Chief co-founders Carolyn Childers and Lindsay Kaplan started the company because they had experienced first-hand being women executives without a ton of support. They created a community of female leaders that is now 20,000 strong, with 60,000 sitting on waitlists, but just don’t call these women ‘girl bosses.’
The two women appeared at TechCrunch Disrupt today in San Francisco.
Kaplan asked the audience how many men call themselves “boy bosses.” Nobody raised their hand.
“We don’t use the phrase ‘boy boss.’ We only use the phrase ‘girl boss’ because we’ve put women in another category instead of just assuming that a woman can be a leader. And so I don’t like the phrase because of that. I don’t like thinking about women in leadership. It’s just leadership,” Kaplan told the Disrupt audience.
She added, “How can we celebrate women, not tear them down, not infantilize what it is to be a woman leader by calling them a ‘girl boss’ and truly make sure that women can lead and do it in their own way.”
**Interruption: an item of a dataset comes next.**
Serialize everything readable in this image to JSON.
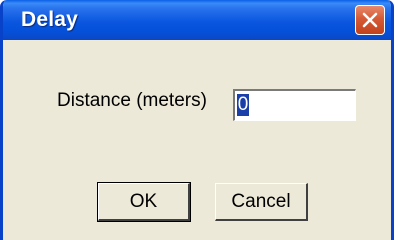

The three-year-old startup has grown from a 200-person group in NYC to a 20,000-strong organization that has raised $140 million on a $1 billion valuation.
Yet they have another 60,000 women who want to join. Kaplan stresses that giving its members a highly curated and valuable experience is more important than growing too fast and losing their value proposition.
“The member experience is most important. So when you ask about growth, when we think about how we’ve only scratched the surface of 5 million women [executives] in the US, it is so critical for us to make sure that members are really loving their experience,” she said.
It all comes back to the mission, which was born in personal experience, says Childers.
“When I started to get in the room where decisions were happening, and I realized that there were differences in the way that conversations were running for different people within the organization, that was just a really eye-opening thing for me,” she said. She decided creating a network of like-minded women could be incredibly helpful.
This week the company opened what they call ‘a clubhouse’ in San Francisco, a place for women to meet in person. They have three others in New York, Chicago and Los Angeles. In addition, they expanded outside the U.S into the U.K. for the first time.